I operate better in a pack.
MY PRESENT REALITY
In the book, I'm learning how evolutionarily beneficial it is for the brain to be a pack animal (socially connected). New brain science is proving how neural connections are multiplied with regular social interaction. No wonder I gravitate naturally towards others and finding connection.
That has been extremely hard in Los Angeles, where I've been living the last 14 months. I have no pack, no posse, and only a few regular contacts out here. I am lonely. I do not want to damage my mental or physical health when I've come so far.
With the help of my therapist, I've decided I need to be back in Florida. This SoCal experience, which was totally impulsive, has been a major flop. And while I've enjoyed the adventure of somewhere new, and I can mark dipping my toes in the Pacific Ocean off my bucket list, I am not thriving nor happy here. I've maintained my peace for the most part, moreso here lately since coming to this decision.

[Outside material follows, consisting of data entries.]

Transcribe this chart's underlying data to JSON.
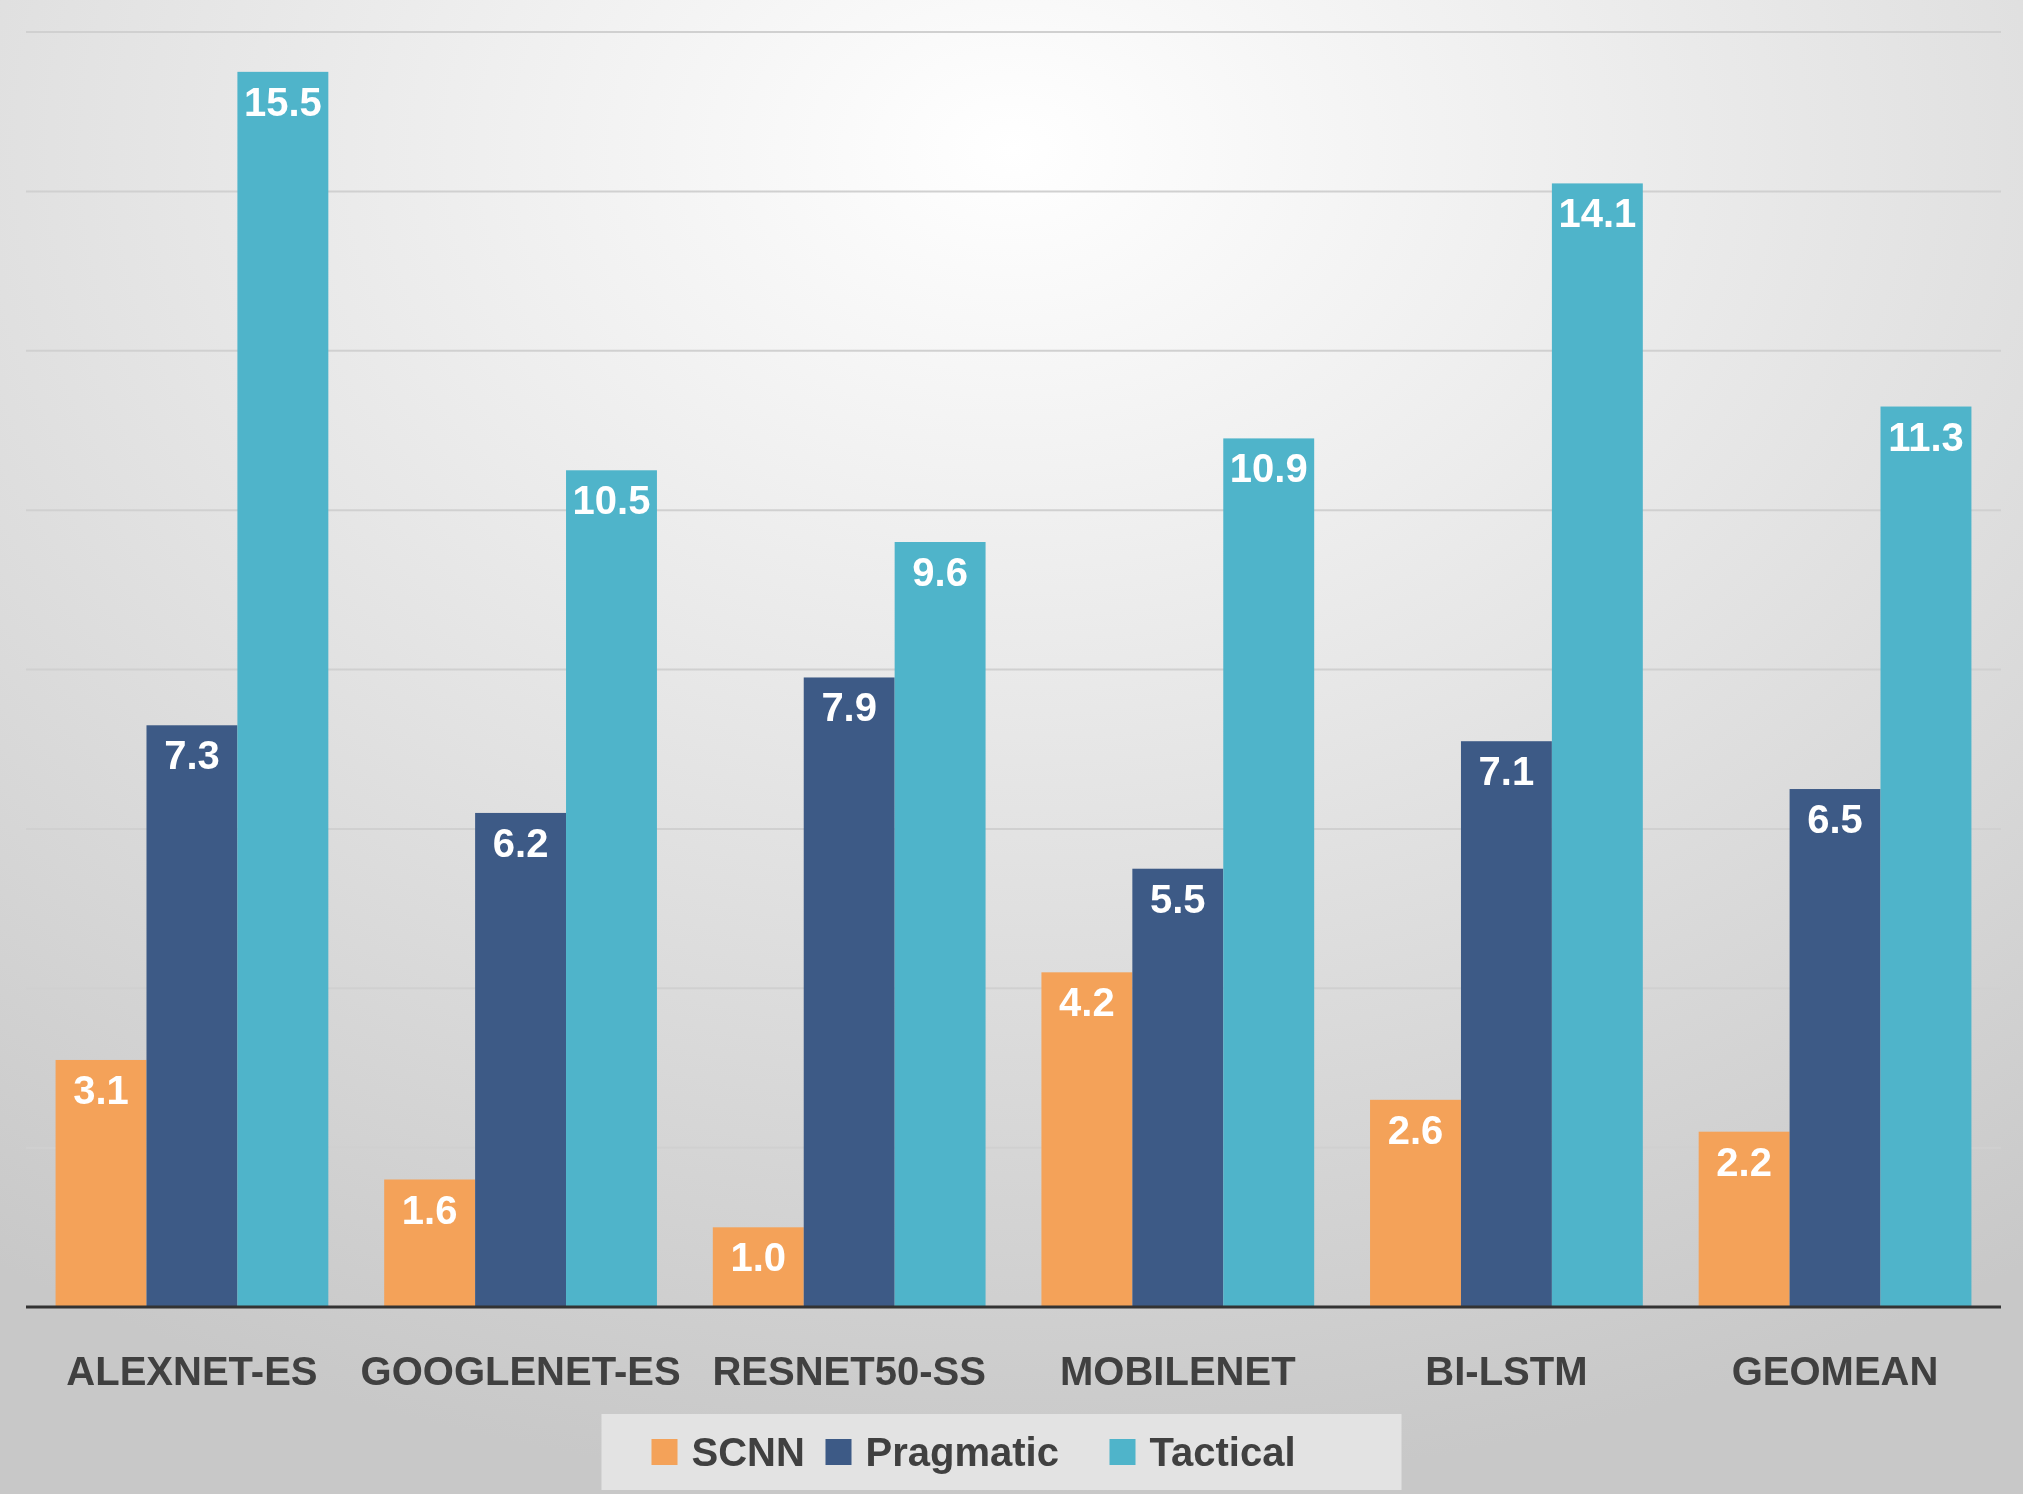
{
  "chart_data": {
    "type": "bar",
    "categories": [
      "ALEXNET-ES",
      "GOOGLENET-ES",
      "RESNET50-SS",
      "MOBILENET",
      "BI-LSTM",
      "GEOMEAN"
    ],
    "series": [
      {
        "name": "SCNN",
        "color": "#f4a259",
        "values": [
          3.1,
          1.6,
          1.0,
          4.2,
          2.6,
          2.2
        ],
        "value_labels": [
          "3.1",
          "1.6",
          "1.0",
          "4.2",
          "2.6",
          "2.2"
        ]
      },
      {
        "name": "Pragmatic",
        "color": "#3d5a86",
        "values": [
          7.3,
          6.2,
          7.9,
          5.5,
          7.1,
          6.5
        ],
        "value_labels": [
          "7.3",
          "6.2",
          "7.9",
          "5.5",
          "7.1",
          "6.5"
        ]
      },
      {
        "name": "Tactical",
        "color": "#4fb4ca",
        "values": [
          15.5,
          10.5,
          9.6,
          10.9,
          14.1,
          11.3
        ],
        "value_labels": [
          "15.5",
          "10.5",
          "9.6",
          "10.9",
          "14.1",
          "11.3"
        ]
      }
    ],
    "ylim": [
      0,
      16
    ],
    "yticks": [
      {
        "value": 0,
        "label": null
      },
      {
        "value": 2,
        "label": null
      },
      {
        "value": 4,
        "label": null
      },
      {
        "value": 6,
        "label": null
      },
      {
        "value": 8,
        "label": null
      },
      {
        "value": 10,
        "label": null
      },
      {
        "value": 12,
        "label": null
      },
      {
        "value": 14,
        "label": null
      },
      {
        "value": 16,
        "label": null
      }
    ],
    "tick_labels": "x",
    "grid": "y",
    "legend": "bottom"
  }
}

This summer, before I make the cross-country backtrack, I plan to visit my daughters who I haven't seen in nearly five years. They are grown and in college now, still living near the Rockies in Colorado. If all goes right, I'll have the whole summer with them and leave for Florida once fall is about to set-in. I loathe the cold.
My final destination, I believe, is Key West (or somewhere in The Florida Keys). I have friends down there. I belong at sea level in a warmer climate on "island time." That suits this pack animal just fine.